GROUND・宮田CEOが指摘、吉野副社長はAI活用した環境変革が重要課題になると展望
4月10日に大阪市の「インテックス大阪」で開幕した西日本を代表する大型物流展示会「関西物流展」に出展しているGROUNDの宮田啓友社長CEO(最高経営責任者)と吉野宏樹副社長は会場内でロジビズ・オンラインの取材に応じた。
宮田氏は人手不足の深刻化を受け、企業の自動化への意欲が高まっていると強調。吉野氏も物流現場の人件費上昇傾向が持続していることから、AIを生かした現場変革が今後さらに重要な課題になってくると予想した。

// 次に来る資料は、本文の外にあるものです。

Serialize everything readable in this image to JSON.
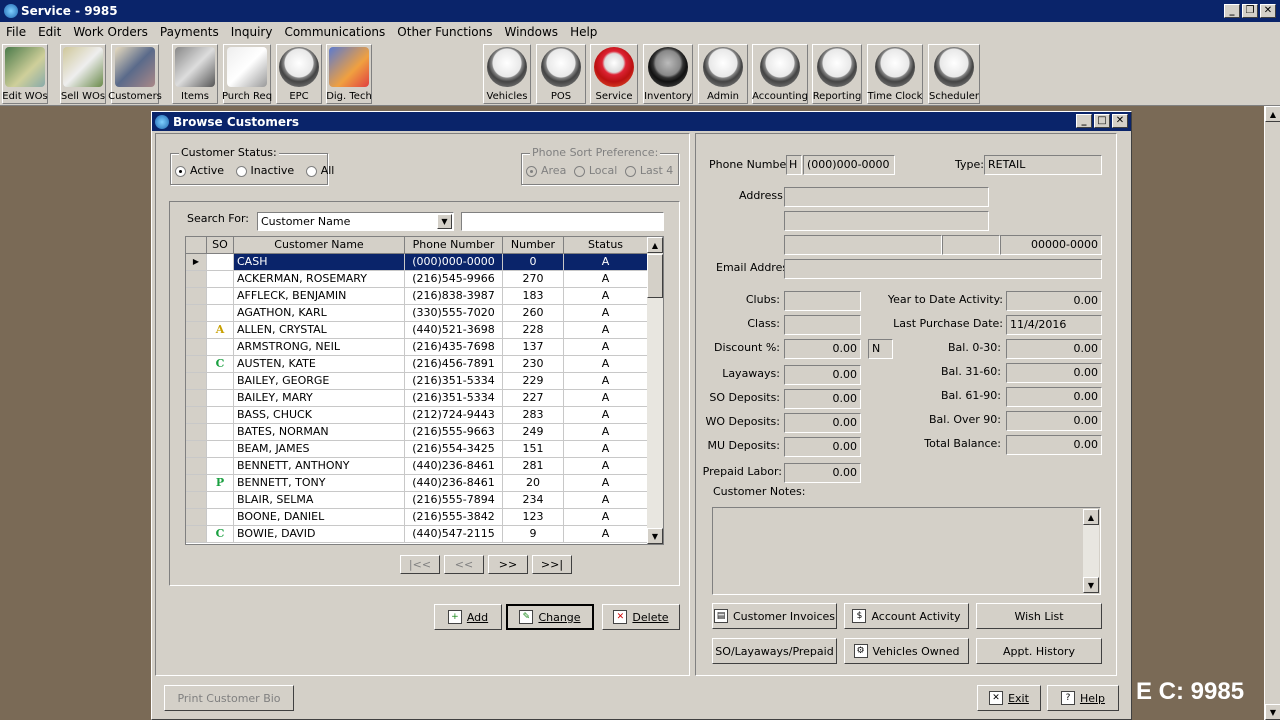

両氏はその上で、GROUNDが手掛けている、物流統合管理・最適化システム「GWES(ジーダブリューイーエス)」などを展開することで、物流センター内の業務の全体最適を進められると自信を示すとともに、複数のロボットを効率的に管理できる技術がますます注目されるようになると展望、関係者が協調して取り組むことに期待をのぞかせた。
宮田氏(左)と吉野氏
GROUNDは今回の展示会に関し、製造業向け人材派遣のウィルテックのブースで、テクトレ、Multiway Robotics、Standard Robotとともに共同出展している。Multiway Robotics製の自動搬送フォークリフトやStandard Robots製のAMR(自律型搬送ロボット)「Oasis(オアシス)」などを展示。自動搬送フォークリフトによる無人・省人化での荷物の積み降ろしや、ロボットアームと連携したAMRなど、製造・物流現場の自動化を実現する様々なオペレーションを実演している。併せて、庫内業務の効率改善を後押しするソフトウェア「DyAs(ディアス)」などもアピールしている。
宮田氏は荷主企業や物流事業者がロボットを採用しようとする際、費用対効果の面が重視されていたと指摘した上で「最近では、費用対効果は1であればいいと言われるようになった」と紹介。以前とは異なり、効果が費用を大きく下回るような事態にならない限り、ロボット導入は敬遠されておらず、ハードルが下がっているとの実感を明らかにした。
さらに「それよりも、事業の継続・維持のために自動化が必須と考える企業が増えている」と解説。サービスプロバイダーとしても、個々の顧客の現場に合った、全体最適を実現できる自動化を実現していくことに強い意欲をのぞかせた。
展示している「Oasis300」(GROUND提供)
楽天グループから工具などの通販大手MonotaRO(モノタロウ)を経て3月にGROUND副社長となった吉野氏は、物流関連業務の時給が最近は年間3%程度ずつ上がっていると言明。「人手不足は進んでおり、人件費も上がっている中で、オペレーションミスがますます許されない空気を感じる。AIを使った現場の可視化と判断の標準化・最適化はこれからの重要な課題だと考えている」との持論を展開した。
MonotaROで物流部門長を務めていた経験から「物流センター内の一部を自動化しても全体最適にはつながらない。全体を統合して考えることが必要だ」と明言。同時に、「とはいえ、やれることから取り組んでいくことが重要」とも語り、全体最適という最終ゴールに到達するまでに、自動化機器の選定などを着実に進めていくよう訴えた。